There’s the Green Bank (established in 2013), which isn’t really a bank, but rather a division of the New York State Energy Research and Development Authority (NYSERDA) funded by a surcharge collected through customers’ utility bills. It provides financing at market rates for clean-energy projects that can’t be funded in whole by private investment.

There’s NY-Sun (created in 2012), a comprehensive program that received a $1 billion commitment by Cuomo in 2014, funded in part by charges on customers’ electric bills, to promote the development of solar power, with elements including a public-education program, a solar-jobs training program and an “affordable solar” system to facilitate solar installation in low-income areas.

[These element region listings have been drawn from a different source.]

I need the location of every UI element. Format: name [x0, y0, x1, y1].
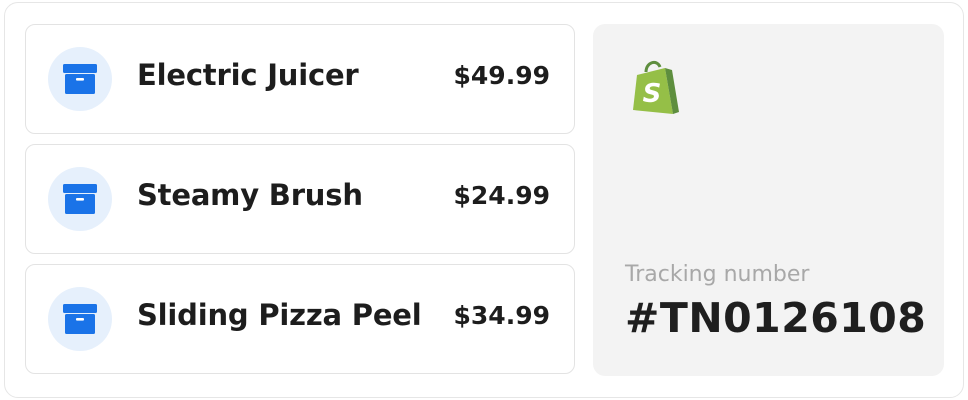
tracking-panel: S Tracking number #TN0126108	[593, 24, 944, 376]
package-icon	[48, 287, 112, 351]
item-name: Sliding Pizza Peel	[137, 298, 422, 332]
item-name: Steamy Brush	[137, 178, 363, 212]
item-price: $49.99	[453, 61, 550, 90]
list-item: Electric Juicer $49.99	[25, 24, 575, 134]
list-item: Steamy Brush $24.99	[25, 144, 575, 254]
shopify-bag-icon: S	[631, 58, 683, 120]
tracking-number: #TN0126108	[625, 294, 927, 342]
list-item: Sliding Pizza Peel $34.99	[25, 264, 575, 374]
logo-letter: S	[643, 79, 662, 109]
package-icon	[48, 47, 112, 111]
tracking-label: Tracking number	[625, 262, 810, 287]
item-price: $34.99	[453, 301, 550, 330]
item-name: Electric Juicer	[137, 58, 359, 92]
package-icon	[48, 167, 112, 231]
item-price: $24.99	[453, 181, 550, 210]
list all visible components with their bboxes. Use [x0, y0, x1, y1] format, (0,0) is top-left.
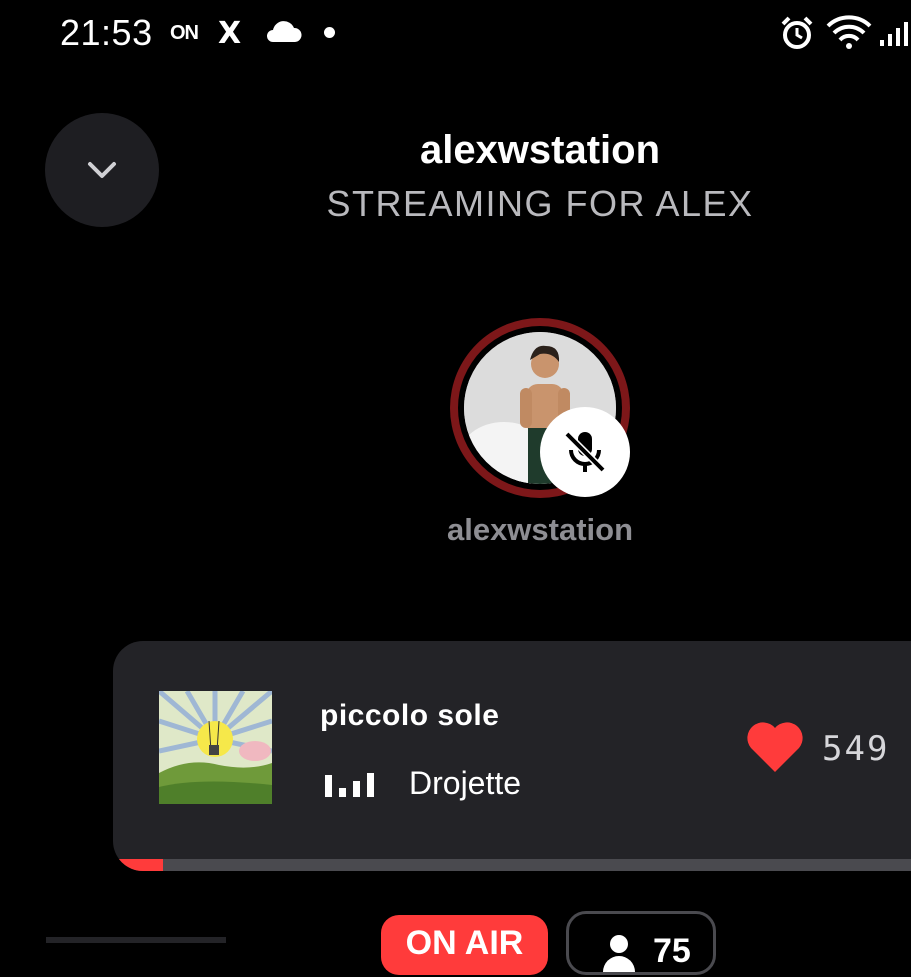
mic-muted-badge	[540, 407, 630, 497]
heart-icon[interactable]	[745, 720, 805, 779]
album-art	[157, 689, 274, 804]
like-count: 549	[822, 729, 890, 769]
person-icon	[599, 932, 639, 977]
station-subtitle: STREAMING FOR ALEX	[326, 183, 754, 224]
listener-count: 75	[653, 932, 691, 970]
collapse-button[interactable]	[45, 113, 159, 227]
track-title: piccolo sole	[320, 699, 500, 732]
status-time: 21:53	[60, 12, 153, 53]
station-name: alexwstation	[419, 128, 661, 172]
on-air-badge: ON AIR	[381, 915, 548, 975]
bottom-left-control[interactable]	[46, 937, 226, 943]
x-logo-icon: X	[218, 16, 242, 51]
notification-dot-icon	[324, 27, 335, 38]
wifi-icon	[826, 15, 872, 54]
track-progress-bar[interactable]	[113, 859, 911, 871]
equalizer-icon	[325, 771, 379, 802]
alarm-icon	[780, 16, 814, 55]
now-playing-card[interactable]: piccolo sole Drojette 549	[113, 641, 911, 871]
chevron-down-icon	[88, 162, 116, 178]
track-artist: Drojette	[409, 765, 522, 801]
listener-count-pill[interactable]: 75	[566, 911, 716, 975]
mic-muted-icon	[564, 431, 606, 473]
cloud-icon	[264, 20, 302, 49]
cellular-signal-icon	[878, 20, 908, 53]
host-name: alexwstation	[446, 512, 634, 547]
track-progress-fill	[113, 859, 163, 871]
on-app-icon: ON	[170, 22, 199, 44]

Then there’s K-Solar, a joint program of the New York Power Authority and NYSERDA offering free energy-adviser services to school systems to evaluate the feasibility of solar installation throughout the state.

And then there’s NY-Prize, a $40 million competition that awards individual grants of up to $100,000 to communities to investigate the feasibility of microgrids.

“Reforming the Energy Vision” has been long on promises but short on transparency and meaningful results. If it ever gets going, it’ll take decades to implement. In fact, at a recent New York state Senate hearing, officials from Cuomo’s administration weren’t even able to definitively state whether the program would lower or raise customers’ electric bills.

Energy policy driven by short-term political convenience will result in higher taxes, job losses and a more expensive, less reliable energy future. Using the closure of the Shoreham Nuclear Power Plant, which never generated a single kilowatt hour of commercial electricity, as an example, the state of New York left Long Island with a legacy of debt that we’re still dealing with
20 years after the fact.

Today, the state plans to:

  • Prop up power plants of questionable need by pushing costs onto consumers.
  • Continue to increase the state’s intervention in supposedly competitive power markets, by offering tax breaks and subsidized grants to power generators that offer “green” energy options.
  • Provide $750 million of state resources to one solar-panel manufacturer — Solar City in Buffalo — which is on track to lose $700 million in fiscal year 2015 alone. This, in addition to net losses of $375 million in 2014, $152 million in 2013 and $92 million in 2012.
  • Close the Indian Point Energy Center, which provides a sizable supply of clean, competitively priced power to the region, employs more than 1,000 people and pays $28 million annually in local and state taxes.

Furthermore, the state forced the NYPA to enter into power-purchase agreements with the Hudson River Transmission Project Partners for power that wasn’t needed and will result in more than $1 billion of losses over the next 20 years.

What’s the Hudson River Transmission Project? An underground power cable running from New Jersey to Manhattan.

And a financial disaster. In April 2014, Albany signed a long-term deal to buy power from the line — but had no customers for the electricity. From April 2014 to April 2015, the line was completely unused nearly 75 percent of the time.

Clearly, New York lacks a realistic, robust energy plan.

New Yorkers deserve better. We must demand programs that have measurable goals and timely reporting on actual tangible results before the whole house blows down in a gust of political hot air.

Desmond Ryan is the executive director of the Association for a Better Long Island.